Dulkiewicz pisze do premiera. "Są niestety w naszej Ojczyźnie wyraźnie wytyczone linie podziałów"
Minister obrony narodowej Mariusz Błaszczak poinformował w piątek za pośrednictwem Twittera, że tegoroczne obchody rocznicy wybuchu drugiej wojny światowej na Westerplatte zostaną zorganizowane przez Wojsko Polskie. Informacja ta spotkała się z natychmiastową reakcją prezydent Gdańska. Aleksandra Dulkiewicz już w piątek zapowiedziała, że skieruje w tej sprawie list do premiera Mateusza Morawieckiego. Tak też zrobiła.
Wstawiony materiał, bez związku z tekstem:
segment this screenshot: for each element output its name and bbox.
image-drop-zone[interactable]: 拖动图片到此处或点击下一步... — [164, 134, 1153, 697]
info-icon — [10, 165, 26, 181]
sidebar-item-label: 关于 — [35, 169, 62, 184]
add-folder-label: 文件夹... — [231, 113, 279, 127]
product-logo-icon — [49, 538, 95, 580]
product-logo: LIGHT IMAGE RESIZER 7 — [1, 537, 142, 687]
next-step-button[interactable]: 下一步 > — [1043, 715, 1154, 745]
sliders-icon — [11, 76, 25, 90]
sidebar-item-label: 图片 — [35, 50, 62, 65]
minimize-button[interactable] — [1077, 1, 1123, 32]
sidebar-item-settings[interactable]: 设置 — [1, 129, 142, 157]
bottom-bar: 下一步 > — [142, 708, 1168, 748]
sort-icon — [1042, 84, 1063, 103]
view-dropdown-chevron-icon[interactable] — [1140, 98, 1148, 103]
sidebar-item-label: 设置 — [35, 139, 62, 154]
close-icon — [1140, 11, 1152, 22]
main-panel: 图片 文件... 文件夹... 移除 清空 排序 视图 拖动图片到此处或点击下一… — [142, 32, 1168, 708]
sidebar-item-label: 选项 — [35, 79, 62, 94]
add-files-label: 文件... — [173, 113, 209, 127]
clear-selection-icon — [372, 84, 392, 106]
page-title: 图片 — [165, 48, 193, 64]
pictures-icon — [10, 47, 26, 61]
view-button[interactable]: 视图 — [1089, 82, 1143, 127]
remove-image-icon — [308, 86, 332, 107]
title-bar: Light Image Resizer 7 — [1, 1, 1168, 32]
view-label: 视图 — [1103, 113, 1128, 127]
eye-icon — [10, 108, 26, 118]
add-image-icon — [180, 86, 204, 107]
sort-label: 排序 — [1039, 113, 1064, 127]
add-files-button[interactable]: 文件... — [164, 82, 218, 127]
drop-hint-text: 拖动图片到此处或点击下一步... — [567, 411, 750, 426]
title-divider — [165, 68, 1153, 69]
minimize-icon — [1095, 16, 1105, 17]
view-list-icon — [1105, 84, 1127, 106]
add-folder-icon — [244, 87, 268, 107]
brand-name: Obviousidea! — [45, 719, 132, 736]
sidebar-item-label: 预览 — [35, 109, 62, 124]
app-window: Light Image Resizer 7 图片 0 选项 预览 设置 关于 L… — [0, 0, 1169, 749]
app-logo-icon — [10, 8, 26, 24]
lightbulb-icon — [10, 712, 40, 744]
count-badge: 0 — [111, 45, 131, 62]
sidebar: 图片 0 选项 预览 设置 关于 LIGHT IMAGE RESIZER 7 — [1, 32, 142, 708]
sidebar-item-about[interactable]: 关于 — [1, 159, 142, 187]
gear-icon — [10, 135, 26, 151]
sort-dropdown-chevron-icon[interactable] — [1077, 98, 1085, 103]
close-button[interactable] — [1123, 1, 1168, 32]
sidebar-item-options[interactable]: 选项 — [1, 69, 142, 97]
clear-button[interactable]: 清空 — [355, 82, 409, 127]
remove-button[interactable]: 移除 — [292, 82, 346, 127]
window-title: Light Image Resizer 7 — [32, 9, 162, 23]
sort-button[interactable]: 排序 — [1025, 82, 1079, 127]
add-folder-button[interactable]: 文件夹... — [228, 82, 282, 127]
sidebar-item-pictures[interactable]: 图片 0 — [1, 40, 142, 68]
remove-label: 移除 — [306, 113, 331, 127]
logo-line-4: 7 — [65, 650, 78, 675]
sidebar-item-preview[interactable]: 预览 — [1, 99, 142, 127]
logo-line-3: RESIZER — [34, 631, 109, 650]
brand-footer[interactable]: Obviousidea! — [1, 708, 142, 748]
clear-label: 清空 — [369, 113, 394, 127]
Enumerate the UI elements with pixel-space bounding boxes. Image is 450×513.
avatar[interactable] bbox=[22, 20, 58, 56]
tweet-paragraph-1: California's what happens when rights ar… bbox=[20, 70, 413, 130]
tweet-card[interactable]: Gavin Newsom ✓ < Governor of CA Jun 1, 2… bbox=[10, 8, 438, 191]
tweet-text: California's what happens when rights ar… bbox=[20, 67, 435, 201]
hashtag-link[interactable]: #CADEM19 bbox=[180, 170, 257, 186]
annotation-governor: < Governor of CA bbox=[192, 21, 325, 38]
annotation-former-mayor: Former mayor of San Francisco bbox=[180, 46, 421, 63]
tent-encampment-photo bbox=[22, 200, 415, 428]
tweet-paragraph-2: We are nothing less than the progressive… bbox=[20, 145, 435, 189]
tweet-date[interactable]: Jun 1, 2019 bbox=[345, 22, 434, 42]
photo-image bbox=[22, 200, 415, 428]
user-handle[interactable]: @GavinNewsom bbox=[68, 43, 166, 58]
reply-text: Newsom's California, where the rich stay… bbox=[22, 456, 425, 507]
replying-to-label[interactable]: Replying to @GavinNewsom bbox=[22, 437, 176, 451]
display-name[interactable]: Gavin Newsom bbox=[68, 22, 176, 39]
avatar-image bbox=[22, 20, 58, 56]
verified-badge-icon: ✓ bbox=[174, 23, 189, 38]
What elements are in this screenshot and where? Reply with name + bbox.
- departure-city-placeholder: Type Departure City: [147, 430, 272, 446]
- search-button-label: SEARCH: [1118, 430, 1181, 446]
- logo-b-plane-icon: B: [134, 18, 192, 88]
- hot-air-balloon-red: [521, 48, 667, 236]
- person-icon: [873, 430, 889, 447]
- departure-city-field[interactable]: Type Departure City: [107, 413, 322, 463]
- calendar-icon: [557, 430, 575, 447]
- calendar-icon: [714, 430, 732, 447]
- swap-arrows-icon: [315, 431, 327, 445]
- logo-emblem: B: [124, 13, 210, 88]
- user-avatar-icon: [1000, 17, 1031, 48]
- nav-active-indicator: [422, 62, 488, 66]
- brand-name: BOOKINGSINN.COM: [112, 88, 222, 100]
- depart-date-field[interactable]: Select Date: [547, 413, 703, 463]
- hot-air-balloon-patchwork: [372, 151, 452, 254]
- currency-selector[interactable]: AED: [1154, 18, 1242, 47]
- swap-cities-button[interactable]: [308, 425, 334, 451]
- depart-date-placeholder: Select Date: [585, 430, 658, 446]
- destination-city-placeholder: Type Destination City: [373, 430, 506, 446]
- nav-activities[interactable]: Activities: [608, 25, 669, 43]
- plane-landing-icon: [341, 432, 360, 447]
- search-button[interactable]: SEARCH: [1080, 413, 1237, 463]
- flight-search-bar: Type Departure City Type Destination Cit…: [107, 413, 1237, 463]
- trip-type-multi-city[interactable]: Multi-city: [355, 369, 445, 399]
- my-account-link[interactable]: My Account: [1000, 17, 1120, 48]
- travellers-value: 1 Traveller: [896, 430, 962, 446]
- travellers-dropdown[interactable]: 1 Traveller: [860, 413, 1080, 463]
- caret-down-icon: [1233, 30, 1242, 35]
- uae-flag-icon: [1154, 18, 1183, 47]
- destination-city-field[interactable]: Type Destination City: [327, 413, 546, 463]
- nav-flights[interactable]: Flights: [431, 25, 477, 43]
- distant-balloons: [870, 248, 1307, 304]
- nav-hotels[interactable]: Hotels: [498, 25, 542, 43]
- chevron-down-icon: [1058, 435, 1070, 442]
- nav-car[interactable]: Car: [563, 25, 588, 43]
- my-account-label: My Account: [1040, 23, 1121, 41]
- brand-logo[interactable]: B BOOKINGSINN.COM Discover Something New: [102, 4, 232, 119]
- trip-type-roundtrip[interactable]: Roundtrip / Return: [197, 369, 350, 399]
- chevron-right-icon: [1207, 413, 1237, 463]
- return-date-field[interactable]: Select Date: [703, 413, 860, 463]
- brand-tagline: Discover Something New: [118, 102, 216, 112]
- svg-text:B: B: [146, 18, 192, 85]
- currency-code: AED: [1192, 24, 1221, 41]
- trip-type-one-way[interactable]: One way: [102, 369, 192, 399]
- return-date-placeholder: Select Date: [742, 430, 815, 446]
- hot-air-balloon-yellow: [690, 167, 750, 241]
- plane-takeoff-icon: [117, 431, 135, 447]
"Gdańsk to miejsce dialogu, konsensusu, poszukiwania kompromisu i zgody narodowej. Chcemy być godnymi spadkobiercami tych, którzy właśnie w Gdańsku w roku 1980 wspólnie wykuwali założenia dla Porozumień Sierpniowych. Są niestety w naszej Ojczyźnie wyraźnie wytyczone linie podziałów. Polaryzacja i spór, jaki toczą nasi rodacy, budzą troskę i powinny skłaniać polityków do gotowości poszukiwania porozumienia ponad podziałami" – napisała w liście do premiera prezydent Gdańska. Dulkiewicz podkreśliła, iż należy unikać wikłania w aktualne spory polityczne symboli świętych dla wszystkich Polaków. Jak dodaje, "takim miejscem i takim symbolem jest Westerplatte".
W dalszej części listu zarzuciła Mariuszowi Błaszczakowi "pogwałcenie reguł demokratycznego państwa prawa". "Żywię nadzieję, że wspólnie, bez niepotrzebnych sporów i ponad podziałami, uczcimy tego dnia pamięć bohaterskich obrońców Westerplatte oraz milionów cywilnych ofiar tej strasznej wojny – napisała. Dulkiewicz ponowiła zaproszenie dla premiera na uroczystości organizowane przez Gdańsk na Westerplatte.